Daisy is like the 19th century English missionaries. Raman settles into his Malgudi niche, a niche in which people mind their own business.

            The Painter of Signs is a book in which people act within the roles they have been allotted, leaving little room for ambiguity, but Narayan never reduces them to mere pawns. Narayan is a profound lover of humanity; he portrays with sympathy life in Malgudi in all its flaws and frivolities from a comic point of view, laughs and makes his readers laugh at the silly human follies and foibles, for indeed man is a toy in the hands of fate. Narayan’s view of life is one of practical wisdom; and he treats human sentimentalism, selfishness, manners and meanness, with sympathy and compassion.
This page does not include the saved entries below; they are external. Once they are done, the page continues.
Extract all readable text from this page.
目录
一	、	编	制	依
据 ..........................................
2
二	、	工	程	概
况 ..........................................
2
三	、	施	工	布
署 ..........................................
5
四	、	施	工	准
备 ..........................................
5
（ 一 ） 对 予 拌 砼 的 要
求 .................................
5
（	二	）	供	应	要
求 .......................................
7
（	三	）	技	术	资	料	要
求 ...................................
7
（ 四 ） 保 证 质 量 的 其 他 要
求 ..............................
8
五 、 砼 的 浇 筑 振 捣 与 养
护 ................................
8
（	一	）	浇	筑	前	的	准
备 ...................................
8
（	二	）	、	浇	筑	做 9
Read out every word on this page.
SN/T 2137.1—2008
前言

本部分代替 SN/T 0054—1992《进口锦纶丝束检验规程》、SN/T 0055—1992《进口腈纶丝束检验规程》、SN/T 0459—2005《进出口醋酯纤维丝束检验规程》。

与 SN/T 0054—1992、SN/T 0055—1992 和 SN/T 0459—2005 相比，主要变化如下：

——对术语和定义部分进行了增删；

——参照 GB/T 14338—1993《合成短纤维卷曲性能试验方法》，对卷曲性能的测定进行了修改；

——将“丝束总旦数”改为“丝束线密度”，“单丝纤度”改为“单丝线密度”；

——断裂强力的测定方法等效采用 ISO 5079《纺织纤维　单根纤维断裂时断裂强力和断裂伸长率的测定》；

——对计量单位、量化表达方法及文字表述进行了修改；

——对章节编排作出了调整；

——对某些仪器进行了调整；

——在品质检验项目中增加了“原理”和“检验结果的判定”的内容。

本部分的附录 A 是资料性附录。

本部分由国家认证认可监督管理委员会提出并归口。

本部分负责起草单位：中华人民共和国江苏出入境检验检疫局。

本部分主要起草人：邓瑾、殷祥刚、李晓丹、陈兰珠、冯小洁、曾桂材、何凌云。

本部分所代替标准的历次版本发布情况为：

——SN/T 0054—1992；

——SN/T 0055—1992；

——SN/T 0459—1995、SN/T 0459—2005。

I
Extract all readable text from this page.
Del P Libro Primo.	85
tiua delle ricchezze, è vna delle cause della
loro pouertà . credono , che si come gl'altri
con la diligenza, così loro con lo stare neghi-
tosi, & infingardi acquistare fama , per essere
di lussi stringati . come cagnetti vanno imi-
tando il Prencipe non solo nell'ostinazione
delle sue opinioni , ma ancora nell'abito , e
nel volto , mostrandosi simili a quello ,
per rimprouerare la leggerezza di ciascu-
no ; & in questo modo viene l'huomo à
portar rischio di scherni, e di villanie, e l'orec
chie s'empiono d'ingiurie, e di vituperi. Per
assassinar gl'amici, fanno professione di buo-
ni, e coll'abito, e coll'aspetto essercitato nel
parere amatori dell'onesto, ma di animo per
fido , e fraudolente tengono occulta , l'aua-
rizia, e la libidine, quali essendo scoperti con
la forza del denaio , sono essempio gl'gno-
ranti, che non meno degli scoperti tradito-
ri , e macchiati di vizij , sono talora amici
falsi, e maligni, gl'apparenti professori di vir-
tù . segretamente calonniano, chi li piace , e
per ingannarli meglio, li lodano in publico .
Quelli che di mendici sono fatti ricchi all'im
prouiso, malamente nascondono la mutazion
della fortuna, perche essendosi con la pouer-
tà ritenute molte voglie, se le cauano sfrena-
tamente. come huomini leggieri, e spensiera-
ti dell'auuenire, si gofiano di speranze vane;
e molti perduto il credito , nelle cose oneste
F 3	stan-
Narayan’s The Painter of Signs evokes the atmosphere of orthodox middle-class life and society.

In The Painter of Signs, Narayan achieves much of his art through economy, which he has in masterly measure. His is a prose tailored exactly to the task at hand, a prose without ego. One still discerns that Narayan has a true subject in The Painter of Signs: the incursion of the modern on the traditional, the primitive Indian subject. His is the comedy that cuts deep, yet does not bruise. One of the nice things about having settled morals, Virginia Wolfe once remarked, is that at least one knows what to laugh at. Also she might have added, what to cry about. Narayan knows both things. He is a novelist with a point of view, a moral centre, which is firmly anchored. Of his principle character he notes:

“He had a general philosophy of books – all the classifications that mattered was good books and bad books”.

One lays down Narayan’s The Painter of Signs with no hesitation about in which class it goes. Undoubtedly it belongs to a category of “good books”.